In Beverly Fox’s morning reading she quoted Alice Walker: “During my years of being close to people engaged in changing the world, I have seen fear turn into courage. Sorrow into joy. Funerals into celebrations. Because whatever the consequences, people standing side by side have expressed who they really are, and that ultimately they believe in the love of the world and each other enough to be that--which is the foundation of activism.” As Emily Devine reminded us, “It’s not fair to ask other people to move unless you’re ready to move,” transforming the word ‘movement’ for this poet forever--and then she had us learn each other’s movements, without words, something this poet attempted with roughly equal parts of determination and terror. Pablo Neruda said once, “We must pass through solitude and difficulty, isolation and silence, in order to reach forth to the enchanted place where we can dance our clumsy dance and sing our sorrowful song--but in this dance or in this song there are fulfilled the most ancient rites of our conscience, in the awareness of being human, and of believing in a common destiny.” Our bodies are at the core of that common destiny, at its beginning and at its end, as is the body we constitute in our union, and the body of the land that sustains us; and as Adrienne Rich says in one of her poems, “It is the body’s world they’re trying to destroy.”

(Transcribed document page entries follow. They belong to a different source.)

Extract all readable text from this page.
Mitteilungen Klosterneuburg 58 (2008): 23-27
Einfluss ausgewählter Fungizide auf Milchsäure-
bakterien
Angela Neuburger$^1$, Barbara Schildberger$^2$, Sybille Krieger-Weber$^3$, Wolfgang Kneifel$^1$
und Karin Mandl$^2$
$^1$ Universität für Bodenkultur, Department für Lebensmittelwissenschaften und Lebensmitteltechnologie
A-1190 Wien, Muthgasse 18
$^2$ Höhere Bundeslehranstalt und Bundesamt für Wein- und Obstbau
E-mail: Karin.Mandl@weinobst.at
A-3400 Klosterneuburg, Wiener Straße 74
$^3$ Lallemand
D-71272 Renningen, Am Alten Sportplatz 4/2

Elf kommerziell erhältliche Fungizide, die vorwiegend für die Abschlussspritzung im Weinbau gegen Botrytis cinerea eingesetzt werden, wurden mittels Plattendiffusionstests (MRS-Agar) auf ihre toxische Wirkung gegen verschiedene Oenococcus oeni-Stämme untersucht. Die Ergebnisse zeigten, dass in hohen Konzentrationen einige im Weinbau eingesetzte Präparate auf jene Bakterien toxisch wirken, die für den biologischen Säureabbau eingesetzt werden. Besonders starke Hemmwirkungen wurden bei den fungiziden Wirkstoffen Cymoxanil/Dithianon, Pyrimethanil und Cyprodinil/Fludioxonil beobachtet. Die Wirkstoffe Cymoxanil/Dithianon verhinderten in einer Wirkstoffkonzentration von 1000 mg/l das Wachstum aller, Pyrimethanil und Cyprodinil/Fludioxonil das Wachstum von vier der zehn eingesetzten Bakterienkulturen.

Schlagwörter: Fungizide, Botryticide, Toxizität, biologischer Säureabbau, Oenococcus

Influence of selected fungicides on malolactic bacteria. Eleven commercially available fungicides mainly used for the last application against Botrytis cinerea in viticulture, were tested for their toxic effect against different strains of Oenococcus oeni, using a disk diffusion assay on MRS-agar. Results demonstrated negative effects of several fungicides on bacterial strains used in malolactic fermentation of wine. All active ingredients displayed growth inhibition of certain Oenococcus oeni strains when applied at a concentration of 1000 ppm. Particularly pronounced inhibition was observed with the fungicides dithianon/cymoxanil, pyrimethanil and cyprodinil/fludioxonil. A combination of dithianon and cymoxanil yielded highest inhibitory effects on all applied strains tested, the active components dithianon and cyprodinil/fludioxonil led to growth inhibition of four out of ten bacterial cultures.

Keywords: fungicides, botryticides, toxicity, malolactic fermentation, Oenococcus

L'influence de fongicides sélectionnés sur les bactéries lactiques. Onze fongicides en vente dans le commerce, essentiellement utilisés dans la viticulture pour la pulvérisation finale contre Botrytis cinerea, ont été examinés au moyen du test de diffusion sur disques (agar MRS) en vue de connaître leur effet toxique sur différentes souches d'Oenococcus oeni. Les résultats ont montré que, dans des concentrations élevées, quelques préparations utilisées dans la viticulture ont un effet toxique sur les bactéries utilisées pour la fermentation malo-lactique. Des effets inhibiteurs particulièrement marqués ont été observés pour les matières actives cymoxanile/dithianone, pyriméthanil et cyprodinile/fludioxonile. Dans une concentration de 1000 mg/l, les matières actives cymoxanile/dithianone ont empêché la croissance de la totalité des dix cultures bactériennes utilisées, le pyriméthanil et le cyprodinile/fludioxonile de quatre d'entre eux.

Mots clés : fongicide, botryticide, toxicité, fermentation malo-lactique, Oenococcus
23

So to lean a little against that destruction, I’ll end with one clumsy dance-- with help, I hope--making a grateful offering of my terror, as people who love justice are bound to do, and one sorrowful, hopeful song, a union song whose meanings you all in these days have taught me again. It’s been a joy watching you, laborando al comienzo de un historia--a joy watching you go to work. Keep on; there’s a lot to do. Thank you.